New Mexico ranked 49th in the U.S. – ahead of only Nevada and Mississippi – in Quality Counts 2016, an annual report issued by the Education Week Research Center. The state scored an overall grade of D, which is unchanged from last year, when the state also ranked 49th.
Fourth- and eighth-grade students scored among the lowest math and reading test scores in the nation in 2015, even though student scores showed marked improvement over the last 12 years, the report found.
“When we look at reading and math scores, we see that New Mexico is near the bottom on current performance,” said Sterling Lloyd, senior research associate at the Education Week Research Center. “But when we look at achievement gains, New Mexico is doing fairly well over time.”
Education Week is a national newspaper based in Bethesda, Md., that covers K-12 education. It also publishes several annual reports, including Quality Counts.
New Mexico ranked 50th among U.S. states and the District of Columbia on the National Assessment of Educational Progress fourth-grade math test. But those scores improved 8.6 percent from 2003 to 2015.
New Mexico’s high school graduation rate of 74 percent in 2012 ranked 45th in the U.S. But the high school graduation rate is up from 67.4 percent in 2003.
New Mexico “has made some solid gains from 2003 to 2015,” Lloyd said. “That’s something that can be considered encouraging for parents and educators and policymakers in the state.”
New Mexico also does a good job of distributing limited education funding equitably among school districts.
New Mexico ranked 36th in the U.S. on per-pupil spending, with an average of $9,767 spent per student in 2013. It ranked No. 3 on an index that measures the equitable distribution of funding per pupil.

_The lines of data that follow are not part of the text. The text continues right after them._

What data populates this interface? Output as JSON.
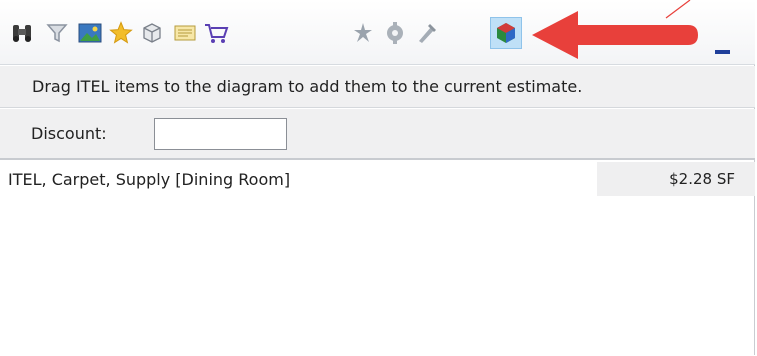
{
  "toolbar": {
    "icons": [
      {
        "name": "binoculars-icon"
      },
      {
        "name": "filter-icon"
      },
      {
        "name": "image-icon"
      },
      {
        "name": "star-icon"
      },
      {
        "name": "box-icon"
      },
      {
        "name": "document-icon"
      },
      {
        "name": "cart-icon"
      },
      {
        "name": "tool-icon-1"
      },
      {
        "name": "tool-icon-2"
      },
      {
        "name": "tool-icon-3"
      },
      {
        "name": "cube-icon",
        "active": true
      }
    ],
    "annotation_arrow_color": "#e8403b"
  },
  "info": {
    "text": "Drag ITEL items to the diagram to add them to the current estimate."
  },
  "discount": {
    "label": "Discount:",
    "value": ""
  },
  "items": [
    {
      "description": "ITEL, Carpet, Supply [Dining Room]",
      "price": "$2.28 SF"
    }
  ]
}
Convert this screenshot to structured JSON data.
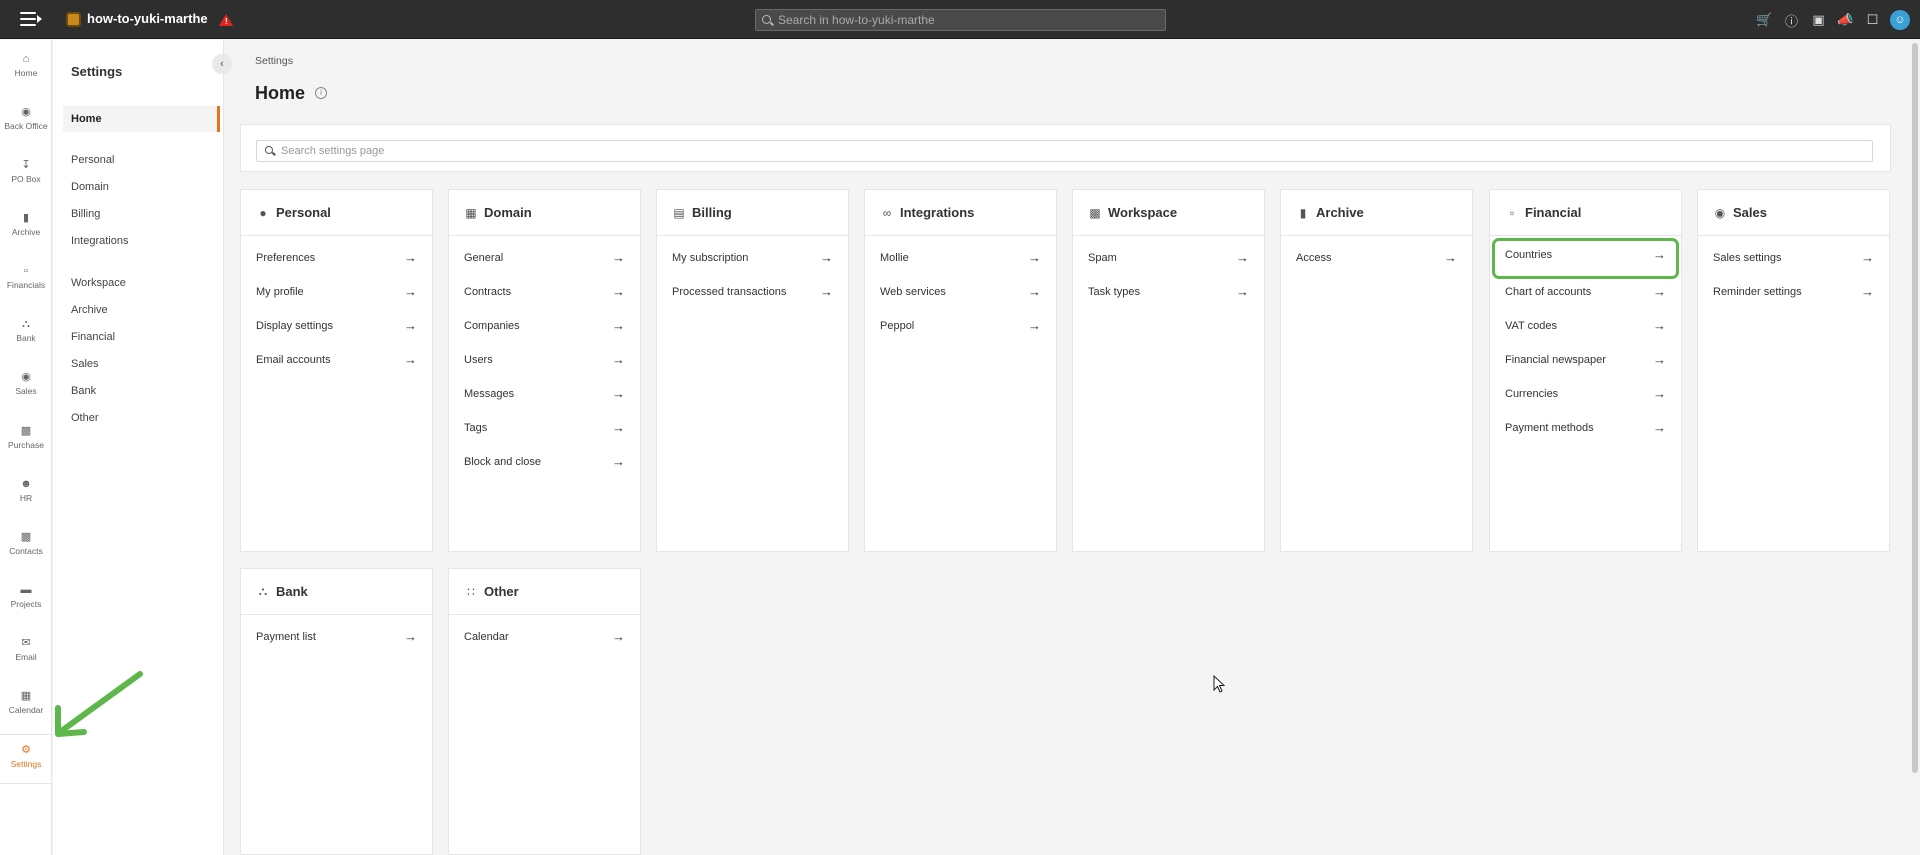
{
  "topbar": {
    "brand": "how-to-yuki-marthe",
    "search_placeholder": "Search in how-to-yuki-marthe",
    "icons": [
      "menu-icon",
      "cart-icon",
      "info-icon",
      "store-icon",
      "megaphone-icon",
      "bookmark-icon",
      "user-icon"
    ]
  },
  "rail": [
    {
      "label": "Home",
      "icon": "home-icon"
    },
    {
      "label": "Back Office",
      "icon": "back-office-icon"
    },
    {
      "label": "PO Box",
      "icon": "inbox-icon"
    },
    {
      "label": "Archive",
      "icon": "archive-icon"
    },
    {
      "label": "Financials",
      "icon": "bar-chart-icon"
    },
    {
      "label": "Bank",
      "icon": "bank-icon"
    },
    {
      "label": "Sales",
      "icon": "handshake-icon"
    },
    {
      "label": "Purchase",
      "icon": "truck-icon"
    },
    {
      "label": "HR",
      "icon": "people-icon"
    },
    {
      "label": "Contacts",
      "icon": "contacts-icon"
    },
    {
      "label": "Projects",
      "icon": "folder-icon"
    },
    {
      "label": "Email",
      "icon": "envelope-icon"
    },
    {
      "label": "Calendar",
      "icon": "calendar-icon"
    },
    {
      "label": "Settings",
      "icon": "settings-icon"
    }
  ],
  "subnav": {
    "title": "Settings",
    "home": "Home",
    "group1": [
      "Personal",
      "Domain",
      "Billing",
      "Integrations"
    ],
    "group2": [
      "Workspace",
      "Archive",
      "Financial",
      "Sales",
      "Bank",
      "Other"
    ]
  },
  "main": {
    "breadcrumb": "Settings",
    "title": "Home",
    "search_placeholder": "Search settings page"
  },
  "cards": [
    {
      "title": "Personal",
      "icon": "person-icon",
      "items": [
        "Preferences",
        "My profile",
        "Display settings",
        "Email accounts"
      ]
    },
    {
      "title": "Domain",
      "icon": "building-icon",
      "items": [
        "General",
        "Contracts",
        "Companies",
        "Users",
        "Messages",
        "Tags",
        "Block and close"
      ]
    },
    {
      "title": "Billing",
      "icon": "billing-icon",
      "items": [
        "My subscription",
        "Processed transactions"
      ]
    },
    {
      "title": "Integrations",
      "icon": "link-icon",
      "items": [
        "Mollie",
        "Web services",
        "Peppol"
      ]
    },
    {
      "title": "Workspace",
      "icon": "workspace-icon",
      "items": [
        "Spam",
        "Task types"
      ]
    },
    {
      "title": "Archive",
      "icon": "archive-icon",
      "items": [
        "Access"
      ]
    },
    {
      "title": "Financial",
      "icon": "bar-chart-icon",
      "items": [
        "Countries",
        "Chart of accounts",
        "VAT codes",
        "Financial newspaper",
        "Currencies",
        "Payment methods"
      ]
    },
    {
      "title": "Sales",
      "icon": "handshake-icon",
      "items": [
        "Sales settings",
        "Reminder settings"
      ]
    },
    {
      "title": "Bank",
      "icon": "bank-icon",
      "items": [
        "Payment list"
      ]
    },
    {
      "title": "Other",
      "icon": "grid-icon",
      "items": [
        "Calendar"
      ]
    }
  ],
  "colors": {
    "accent": "#e8731e",
    "highlight": "#5db74a",
    "topbar": "#2e2e2e"
  }
}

Robert McEntyre, a spokesman for the New Mexico Public Education Department, said the report shows the need for a third-grade retention proposal supported by Gov. Susana Martinez.
The report “punctuates the need for meaningful reforms, and that includes ending the failed practice of social promotion that passes our kids onto the next grade even when they cannot read,” McEntyre said in a written statement.
Martinez has called for the social promotion measure since she took office in 2011. It would require most third-graders who cannot read adequately to repeat the grade level. The measure died in a Senate committee in 2015.
Rep. Monica Youngblood, R-Albuquerque, has pre-filed a similar bill for legislators to consider in the session that begins Jan. 19.
Many of the criteria used in the Quality Counts study play on New Mexico’s weaknesses as a poor state.
For example, New Mexico ranked 50th in family income, with only 45 percent of children from families with incomes that exceed 200 percent of the federal poverty index.
Family income is one of 13 factors in the report’s “chance-for-success index,” which measures a wide variety of factors that affect education. New Mexico ranked 50th in the report’s chance-for-success index.
The report notes that only 38 percent of New Mexico children have at least one parent with a college degree, 69 percent have a parent who works full time and 81 percent have parents who are fluent in English. All those factors put New Mexico near the bottom nationally.
“Poverty has considerable influence on student achievement,” Lloyd said. “The report tries to provide a holistic view of education. Students are impacted by what goes on outside the schoolhouse doors.”